Almost Home Education Programs
Holocaust Memory Through the Camera's Eye
Barbie Zelizer
Thursday, February 27, 3:00 p.m.
Zelizer addresses the authenticity of documentary images-used in journalism, art, and other contexts-and the construction of collective memory. Zelizer is associate professor and dean of undergraduate studies at the University of Pennsylvania's Annenberg School for Communication. She is an award-winning author of several books on photography, journalism, memory, and the Holocaust. Her publications include: Visual Culture and the Holocaust; Remembering to Forget: Holocaust Memory Through the Camera's Eye; Covering the Body: The Kennedy Assassination, the Media, and the Shaping of Collective Memory, and Almost Midnight: Reforming the Late Night News.
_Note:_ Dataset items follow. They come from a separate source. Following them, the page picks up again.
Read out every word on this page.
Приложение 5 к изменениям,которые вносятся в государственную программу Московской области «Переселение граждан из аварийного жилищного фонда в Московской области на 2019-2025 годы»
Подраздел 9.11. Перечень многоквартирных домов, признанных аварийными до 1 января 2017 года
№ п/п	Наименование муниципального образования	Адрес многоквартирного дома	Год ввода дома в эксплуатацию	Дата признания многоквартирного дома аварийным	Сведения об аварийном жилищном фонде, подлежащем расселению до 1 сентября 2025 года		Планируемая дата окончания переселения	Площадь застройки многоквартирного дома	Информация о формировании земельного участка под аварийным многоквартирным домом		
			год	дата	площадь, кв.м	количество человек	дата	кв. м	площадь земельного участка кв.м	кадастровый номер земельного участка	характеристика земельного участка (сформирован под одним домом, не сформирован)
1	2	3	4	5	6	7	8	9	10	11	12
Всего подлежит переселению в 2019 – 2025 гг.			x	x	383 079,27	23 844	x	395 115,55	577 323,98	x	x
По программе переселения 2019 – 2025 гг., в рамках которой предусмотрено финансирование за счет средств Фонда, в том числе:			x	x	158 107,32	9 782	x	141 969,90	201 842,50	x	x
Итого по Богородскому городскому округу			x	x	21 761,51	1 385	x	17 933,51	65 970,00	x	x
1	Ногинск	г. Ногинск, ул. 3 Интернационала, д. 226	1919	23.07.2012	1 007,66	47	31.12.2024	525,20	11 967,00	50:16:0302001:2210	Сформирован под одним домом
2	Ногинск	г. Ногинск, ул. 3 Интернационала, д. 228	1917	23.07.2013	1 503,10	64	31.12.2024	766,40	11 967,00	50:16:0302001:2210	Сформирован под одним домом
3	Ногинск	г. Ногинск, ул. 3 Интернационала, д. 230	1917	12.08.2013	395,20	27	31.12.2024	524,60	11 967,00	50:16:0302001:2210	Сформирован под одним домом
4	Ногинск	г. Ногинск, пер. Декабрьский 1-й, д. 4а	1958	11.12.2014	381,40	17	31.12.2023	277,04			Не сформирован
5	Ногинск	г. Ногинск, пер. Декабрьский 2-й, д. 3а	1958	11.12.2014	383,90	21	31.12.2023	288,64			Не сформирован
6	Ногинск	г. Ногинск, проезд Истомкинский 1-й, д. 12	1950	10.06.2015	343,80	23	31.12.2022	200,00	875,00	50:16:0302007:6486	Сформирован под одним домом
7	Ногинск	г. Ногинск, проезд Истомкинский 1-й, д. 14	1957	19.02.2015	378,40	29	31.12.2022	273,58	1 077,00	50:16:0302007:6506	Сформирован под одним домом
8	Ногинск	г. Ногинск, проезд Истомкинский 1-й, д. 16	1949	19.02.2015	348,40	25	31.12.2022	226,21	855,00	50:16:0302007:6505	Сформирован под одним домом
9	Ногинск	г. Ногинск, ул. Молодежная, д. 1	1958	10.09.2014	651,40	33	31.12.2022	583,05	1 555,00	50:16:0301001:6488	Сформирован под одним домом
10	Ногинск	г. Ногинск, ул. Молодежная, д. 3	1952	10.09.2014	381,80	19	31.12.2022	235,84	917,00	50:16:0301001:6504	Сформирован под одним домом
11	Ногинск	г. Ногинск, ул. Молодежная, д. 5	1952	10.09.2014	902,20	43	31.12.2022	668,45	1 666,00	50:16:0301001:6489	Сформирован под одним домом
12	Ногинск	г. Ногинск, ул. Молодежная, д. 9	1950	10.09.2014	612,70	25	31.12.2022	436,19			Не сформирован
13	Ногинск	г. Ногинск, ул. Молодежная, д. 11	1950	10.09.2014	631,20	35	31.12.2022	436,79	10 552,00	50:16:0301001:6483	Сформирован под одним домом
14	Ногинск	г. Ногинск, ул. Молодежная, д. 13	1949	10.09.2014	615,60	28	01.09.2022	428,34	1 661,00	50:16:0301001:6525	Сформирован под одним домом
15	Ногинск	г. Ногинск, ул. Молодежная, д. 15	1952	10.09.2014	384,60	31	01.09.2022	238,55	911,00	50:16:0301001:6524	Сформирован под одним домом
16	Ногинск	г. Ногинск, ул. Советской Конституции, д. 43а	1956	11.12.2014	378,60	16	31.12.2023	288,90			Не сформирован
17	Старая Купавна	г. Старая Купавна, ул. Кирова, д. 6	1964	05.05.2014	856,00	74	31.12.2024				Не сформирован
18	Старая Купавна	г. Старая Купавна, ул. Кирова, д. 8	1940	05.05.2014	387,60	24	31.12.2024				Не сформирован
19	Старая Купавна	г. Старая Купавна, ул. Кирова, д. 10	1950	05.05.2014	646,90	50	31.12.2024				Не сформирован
This event is cosponsored by The Center for Holocaust and Genocide Studies, the College of Liberal Arts Scholarly Events Fund, and the Weisman Art Museum at the University of Minnesota.
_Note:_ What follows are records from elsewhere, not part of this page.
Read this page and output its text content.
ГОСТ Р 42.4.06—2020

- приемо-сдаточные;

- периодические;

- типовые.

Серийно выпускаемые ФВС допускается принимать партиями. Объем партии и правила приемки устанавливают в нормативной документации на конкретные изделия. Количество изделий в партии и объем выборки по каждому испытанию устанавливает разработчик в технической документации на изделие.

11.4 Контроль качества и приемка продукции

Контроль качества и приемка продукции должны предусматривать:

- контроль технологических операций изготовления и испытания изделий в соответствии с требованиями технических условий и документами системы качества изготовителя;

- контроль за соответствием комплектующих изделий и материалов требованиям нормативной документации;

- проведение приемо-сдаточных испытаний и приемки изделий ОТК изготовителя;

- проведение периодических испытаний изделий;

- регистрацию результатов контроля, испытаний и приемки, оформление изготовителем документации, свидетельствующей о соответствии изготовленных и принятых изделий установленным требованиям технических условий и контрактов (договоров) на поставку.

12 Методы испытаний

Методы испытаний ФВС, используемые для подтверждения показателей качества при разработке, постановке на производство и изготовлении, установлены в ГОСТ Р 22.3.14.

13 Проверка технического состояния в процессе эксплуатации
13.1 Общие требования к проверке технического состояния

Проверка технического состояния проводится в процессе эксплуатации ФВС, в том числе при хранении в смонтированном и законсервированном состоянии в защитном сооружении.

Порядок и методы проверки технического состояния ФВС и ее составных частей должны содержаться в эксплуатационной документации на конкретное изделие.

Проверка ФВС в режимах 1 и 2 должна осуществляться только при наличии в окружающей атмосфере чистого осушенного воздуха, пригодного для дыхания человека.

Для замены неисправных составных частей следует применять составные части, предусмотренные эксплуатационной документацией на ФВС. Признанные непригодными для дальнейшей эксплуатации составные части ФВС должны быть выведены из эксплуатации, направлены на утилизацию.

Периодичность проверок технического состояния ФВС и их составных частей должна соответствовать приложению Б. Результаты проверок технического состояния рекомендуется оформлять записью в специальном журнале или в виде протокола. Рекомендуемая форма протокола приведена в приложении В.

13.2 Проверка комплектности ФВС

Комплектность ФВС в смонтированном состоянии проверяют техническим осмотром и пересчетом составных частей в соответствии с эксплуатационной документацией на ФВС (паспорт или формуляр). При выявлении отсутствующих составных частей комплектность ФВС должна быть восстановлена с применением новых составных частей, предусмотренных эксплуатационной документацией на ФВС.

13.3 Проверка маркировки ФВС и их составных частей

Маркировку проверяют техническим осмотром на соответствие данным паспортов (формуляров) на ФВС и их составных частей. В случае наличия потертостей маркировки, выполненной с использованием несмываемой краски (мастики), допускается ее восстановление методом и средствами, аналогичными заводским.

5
From Austrian Victims to European Victors: Viennese Jews at the Turn of the Millenium
Matti Bunzl
Thursday, March 13, 3:30 p.m.
Matti Bunzl is professor of Anthropology at the University of Illinois at Urbana-Champaign. Bunzl's research areas include the transformations in German-Jewish culture and history, the cultural and literary fields of fin-de-siècle Vienna, and the anthropology of contemporary Austria and central Europe. This program is cosponsored by the Center for Austrian Studies and the Weisman Art Museum.
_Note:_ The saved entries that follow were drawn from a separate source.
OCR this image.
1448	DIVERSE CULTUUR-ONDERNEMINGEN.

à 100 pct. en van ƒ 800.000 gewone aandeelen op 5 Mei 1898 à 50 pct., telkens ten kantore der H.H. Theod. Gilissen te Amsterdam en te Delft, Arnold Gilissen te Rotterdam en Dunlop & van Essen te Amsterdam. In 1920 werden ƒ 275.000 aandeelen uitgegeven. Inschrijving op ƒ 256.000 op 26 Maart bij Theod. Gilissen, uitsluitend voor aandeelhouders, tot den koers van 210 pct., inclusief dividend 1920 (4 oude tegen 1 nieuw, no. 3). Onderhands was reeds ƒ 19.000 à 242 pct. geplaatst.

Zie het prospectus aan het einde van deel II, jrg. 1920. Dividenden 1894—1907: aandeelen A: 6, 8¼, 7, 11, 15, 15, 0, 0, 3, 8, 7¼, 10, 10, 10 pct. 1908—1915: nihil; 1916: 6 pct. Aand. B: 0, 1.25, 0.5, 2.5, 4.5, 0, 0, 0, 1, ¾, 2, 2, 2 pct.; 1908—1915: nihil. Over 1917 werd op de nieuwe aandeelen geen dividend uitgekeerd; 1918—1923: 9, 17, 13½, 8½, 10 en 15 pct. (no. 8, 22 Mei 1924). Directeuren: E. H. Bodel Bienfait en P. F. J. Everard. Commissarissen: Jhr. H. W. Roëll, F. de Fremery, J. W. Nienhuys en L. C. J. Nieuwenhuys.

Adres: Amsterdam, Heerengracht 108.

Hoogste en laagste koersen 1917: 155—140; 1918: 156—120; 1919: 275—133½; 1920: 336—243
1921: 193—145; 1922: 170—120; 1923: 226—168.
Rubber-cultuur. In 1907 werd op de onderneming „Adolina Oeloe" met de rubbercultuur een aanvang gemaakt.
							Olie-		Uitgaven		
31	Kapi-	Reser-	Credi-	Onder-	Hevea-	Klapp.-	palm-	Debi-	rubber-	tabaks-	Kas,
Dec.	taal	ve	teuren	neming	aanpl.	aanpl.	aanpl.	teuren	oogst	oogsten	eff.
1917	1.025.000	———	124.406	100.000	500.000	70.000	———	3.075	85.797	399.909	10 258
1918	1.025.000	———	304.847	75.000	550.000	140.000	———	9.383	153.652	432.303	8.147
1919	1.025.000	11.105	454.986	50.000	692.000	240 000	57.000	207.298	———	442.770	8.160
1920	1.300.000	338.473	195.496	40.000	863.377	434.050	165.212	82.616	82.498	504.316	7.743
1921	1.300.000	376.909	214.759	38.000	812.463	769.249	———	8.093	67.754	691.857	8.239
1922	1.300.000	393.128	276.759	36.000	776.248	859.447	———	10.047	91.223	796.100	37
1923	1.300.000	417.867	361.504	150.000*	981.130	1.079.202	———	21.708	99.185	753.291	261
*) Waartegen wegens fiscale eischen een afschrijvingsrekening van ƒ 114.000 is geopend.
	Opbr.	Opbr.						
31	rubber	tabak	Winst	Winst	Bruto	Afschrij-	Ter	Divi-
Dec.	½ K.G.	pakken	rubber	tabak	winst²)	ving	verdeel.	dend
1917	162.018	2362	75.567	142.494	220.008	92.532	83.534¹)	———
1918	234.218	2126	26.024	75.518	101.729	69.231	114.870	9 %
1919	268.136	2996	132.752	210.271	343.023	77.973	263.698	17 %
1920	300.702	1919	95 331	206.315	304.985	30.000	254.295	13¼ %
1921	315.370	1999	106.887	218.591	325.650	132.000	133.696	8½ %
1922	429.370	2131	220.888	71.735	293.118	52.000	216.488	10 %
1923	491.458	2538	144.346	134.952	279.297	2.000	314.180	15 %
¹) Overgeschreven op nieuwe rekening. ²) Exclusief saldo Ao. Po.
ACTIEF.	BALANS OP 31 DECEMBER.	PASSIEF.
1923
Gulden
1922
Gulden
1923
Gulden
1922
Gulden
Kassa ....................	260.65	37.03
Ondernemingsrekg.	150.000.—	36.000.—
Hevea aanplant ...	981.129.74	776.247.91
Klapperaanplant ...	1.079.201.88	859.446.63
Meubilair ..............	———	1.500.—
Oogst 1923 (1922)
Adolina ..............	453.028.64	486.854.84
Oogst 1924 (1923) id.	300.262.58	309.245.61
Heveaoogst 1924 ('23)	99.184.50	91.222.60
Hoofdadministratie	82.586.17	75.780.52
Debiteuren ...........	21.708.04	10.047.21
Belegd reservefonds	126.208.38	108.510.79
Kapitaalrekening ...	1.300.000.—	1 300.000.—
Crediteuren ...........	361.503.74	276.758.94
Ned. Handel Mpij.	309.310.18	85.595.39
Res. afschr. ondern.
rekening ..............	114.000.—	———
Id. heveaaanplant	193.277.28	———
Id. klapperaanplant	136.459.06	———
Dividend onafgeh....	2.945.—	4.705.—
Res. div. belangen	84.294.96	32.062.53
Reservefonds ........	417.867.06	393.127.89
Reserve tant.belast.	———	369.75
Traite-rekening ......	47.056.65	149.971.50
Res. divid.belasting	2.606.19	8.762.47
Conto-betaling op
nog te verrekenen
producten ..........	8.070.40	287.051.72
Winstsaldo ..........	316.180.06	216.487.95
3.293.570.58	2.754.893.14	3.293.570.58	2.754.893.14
Picturing Home, Picturing Community: Public/Private Portraits
Panel Discussion with Artists Nancy Ann Coyne, Wing Young Huie, & Larry Sultan, Moderated by Diane Mullin
Saturday, April 5, 2:00 p.m., Reception follows program
This program offers a unique conversation between three artists whose work explores the private and public facets of home and community. You'll hear each artist speak about their own projects, followed by a panel discussion moderated by Weisman curator and scholar Diane Mullin. Coyne's installation project, Almost Home, on view at the Weisman through May 4, uses contemporary domestic portraiture, archival images, and oral histories of Austrian survivors of the Holocaust to represent the process of rebuilding home. Huie has investigated cross-cultural communities with several photographic projects, producing in-depth series locally (Lake Street USA) and nationally (his recent 9 Months in America). Sultan, in a photography career spanning more than 40 years, has looked carefully at place-oftentimes suburbia and domestic interiors-to represent family, culture, and home.